While I now have all the tools available to automatically update my CV usingPython, I will actually refrain from doing it. It is a lot of work to set upproperly, and needs active maintenance ever time I would want to change thestyling of my CV. Probably it’s a better idea to just manually edit it everytime I need to. Automatization isn’t always worth it.

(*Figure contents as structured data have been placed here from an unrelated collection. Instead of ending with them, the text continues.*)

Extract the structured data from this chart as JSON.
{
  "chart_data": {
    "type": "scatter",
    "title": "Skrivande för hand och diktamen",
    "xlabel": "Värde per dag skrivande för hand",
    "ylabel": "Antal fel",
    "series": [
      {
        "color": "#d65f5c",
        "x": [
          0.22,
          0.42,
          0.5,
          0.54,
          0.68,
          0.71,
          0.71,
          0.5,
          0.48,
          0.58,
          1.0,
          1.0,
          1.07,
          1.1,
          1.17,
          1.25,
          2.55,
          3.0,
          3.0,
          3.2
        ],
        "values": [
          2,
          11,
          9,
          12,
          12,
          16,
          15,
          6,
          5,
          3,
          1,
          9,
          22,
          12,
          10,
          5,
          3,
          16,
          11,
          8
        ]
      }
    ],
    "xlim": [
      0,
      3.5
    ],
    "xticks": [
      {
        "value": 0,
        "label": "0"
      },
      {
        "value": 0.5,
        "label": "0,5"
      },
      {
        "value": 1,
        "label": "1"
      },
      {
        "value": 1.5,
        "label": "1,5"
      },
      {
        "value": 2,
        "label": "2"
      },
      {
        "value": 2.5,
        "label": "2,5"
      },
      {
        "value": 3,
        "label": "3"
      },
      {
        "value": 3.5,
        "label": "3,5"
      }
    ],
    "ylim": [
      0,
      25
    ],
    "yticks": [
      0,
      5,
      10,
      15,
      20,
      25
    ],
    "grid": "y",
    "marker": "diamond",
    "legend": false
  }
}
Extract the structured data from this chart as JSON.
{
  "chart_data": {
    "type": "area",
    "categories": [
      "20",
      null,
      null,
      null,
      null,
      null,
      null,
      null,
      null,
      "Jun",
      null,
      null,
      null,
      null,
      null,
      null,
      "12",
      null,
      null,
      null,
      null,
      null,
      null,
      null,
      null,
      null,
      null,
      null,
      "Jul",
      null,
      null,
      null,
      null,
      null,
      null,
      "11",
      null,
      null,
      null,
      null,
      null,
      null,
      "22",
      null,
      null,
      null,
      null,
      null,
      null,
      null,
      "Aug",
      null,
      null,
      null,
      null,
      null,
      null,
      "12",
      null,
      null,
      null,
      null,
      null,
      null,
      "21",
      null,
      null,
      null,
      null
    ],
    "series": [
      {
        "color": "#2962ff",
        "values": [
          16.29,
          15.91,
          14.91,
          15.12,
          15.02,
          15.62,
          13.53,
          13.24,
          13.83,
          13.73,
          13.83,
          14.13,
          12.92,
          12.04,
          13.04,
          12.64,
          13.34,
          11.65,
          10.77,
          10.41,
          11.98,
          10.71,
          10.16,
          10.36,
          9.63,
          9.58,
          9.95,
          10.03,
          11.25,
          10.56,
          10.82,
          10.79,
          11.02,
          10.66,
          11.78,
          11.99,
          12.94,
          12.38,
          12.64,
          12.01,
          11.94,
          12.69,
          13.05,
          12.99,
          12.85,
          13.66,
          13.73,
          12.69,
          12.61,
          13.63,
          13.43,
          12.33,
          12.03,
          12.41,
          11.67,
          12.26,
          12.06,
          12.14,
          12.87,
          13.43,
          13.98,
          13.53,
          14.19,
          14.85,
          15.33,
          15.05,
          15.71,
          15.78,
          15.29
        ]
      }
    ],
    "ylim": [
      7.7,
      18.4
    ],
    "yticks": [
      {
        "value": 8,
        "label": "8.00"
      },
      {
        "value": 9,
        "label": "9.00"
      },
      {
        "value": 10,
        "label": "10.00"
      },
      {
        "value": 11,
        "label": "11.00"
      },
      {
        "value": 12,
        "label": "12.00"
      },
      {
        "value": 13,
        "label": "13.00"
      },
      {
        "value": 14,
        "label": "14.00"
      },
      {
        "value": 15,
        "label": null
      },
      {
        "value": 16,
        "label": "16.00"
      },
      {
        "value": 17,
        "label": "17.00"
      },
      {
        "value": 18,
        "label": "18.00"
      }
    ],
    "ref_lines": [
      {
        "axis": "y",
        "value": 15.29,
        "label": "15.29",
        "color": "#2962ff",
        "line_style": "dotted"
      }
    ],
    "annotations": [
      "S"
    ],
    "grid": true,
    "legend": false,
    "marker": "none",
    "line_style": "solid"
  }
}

But I wouldn’t besurprised if this new found skill will be useful at some point in the future forme.

How to edit Microsoft Word documents in Python (2024)
Top Articles
Latest Posts
Article information

Author: Edmund Hettinger DC

Last Updated:

Views: 6149

Rating: 4.8 / 5 (58 voted)

Reviews: 89% of readers found this page helpful

Author information

Name: Edmund Hettinger DC

Birthday: 1994-08-17

Address: 2033 Gerhold Pine, Port Jocelyn, VA 12101-5654

Phone: +8524399971620

Job: Central Manufacturing Supervisor

Hobby: Jogging, Metalworking, Tai chi, Shopping, Puzzles, Rock climbing, Crocheting

Introduction: My name is Edmund Hettinger DC, I am a adventurous, colorful, gifted, determined, precious, open, colorful person who loves writing and wants to share my knowledge and understanding with you.